We bought a Sony DCR HC62 Handycam last month. Twice now while recording a video, horizontal gray bars appear on the display screen breaking the image up. Like looking at the image through venetian blinds. They stay on the screen for a few seconds and then disappear. We bought a head cleaner and ran it through last night and are continuing to use the camera to see if it occurs again. We are using 60 minute Maxell tapes. We have tried Sony tech support which is an absolute joke (they should be ashamed)!!! We have 60 days left on the warranty and want to get some answers so that we can make a decision to either take it back or resolve the issue.

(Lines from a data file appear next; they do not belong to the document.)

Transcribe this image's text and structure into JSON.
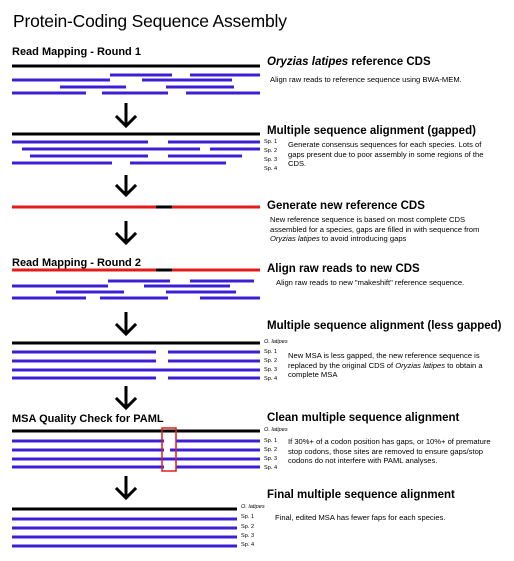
{
  "page": {
    "title": "Protein-Coding Sequence Assembly"
  },
  "colors": {
    "reference": "#000000",
    "read": "#3b1fd6",
    "new_reference": "#e31b1b",
    "highlight_box": "#e31b1b"
  },
  "sections": {
    "round1": "Read Mapping - Round 1",
    "round2": "Read Mapping - Round 2",
    "quality": "MSA Quality Check for PAML"
  },
  "steps": [
    {
      "title_italic": "Oryzias latipes",
      "title_rest": " reference CDS",
      "desc": "Align raw reads to reference sequence using BWA-MEM."
    },
    {
      "title": "Multiple sequence alignment (gapped)",
      "desc": "Generate consensus sequences for each species. Lots of gaps present due to poor assembly in some regions of the CDS."
    },
    {
      "title": "Generate new reference CDS",
      "desc_a": "New reference sequence is based on most complete CDS assembled for a species, gaps are filled in with sequence from ",
      "desc_italic": "Oryzias latipes",
      "desc_b": " to avoid introducing gaps"
    },
    {
      "title": "Align raw reads to new CDS",
      "desc": "Align raw reads to new \"makeshift\" reference sequence."
    },
    {
      "title": "Multiple sequence alignment (less gapped)",
      "desc_a": "New MSA is less gapped, the new reference sequence is replaced by the original CDS of ",
      "desc_italic": "Oryzias latipes",
      "desc_b": " to obtain a complete MSA"
    },
    {
      "title": "Clean multiple sequence alignment",
      "desc": "If 30%+ of a codon position has gaps, or 10%+ of premature stop codons, those sites are removed to ensure gaps/stop codons do not interfere with PAML analyses."
    },
    {
      "title": "Final multiple sequence alignment",
      "desc": "Final, edited MSA has fewer faps for each species."
    }
  ],
  "species_labels": [
    "Sp. 1",
    "Sp. 2",
    "Sp. 3",
    "Sp. 4"
  ],
  "reference_label": "O. latipes"
}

Any help would be greatly appreciated!


----------



## anniebhunter (Nov 14, 2008)

This actually happens on playback not while recording as posted above. Below is a snapshot of the screen.


----------



## DonaldG (Aug 23, 2007)

anniebhunter said:


> Hi,
> 
> We bought a Sony DCR HC62 Handycam last month.



Hi & a warm welcome to TSF :wave:

If you only bought it last month, take it back to the point of purchase and request a replacement. (Not a repair)

It seems that it has an intermittant fault. I don't think there is anything TSF can help other than suggesting a replacement.

Regards
Donald


----------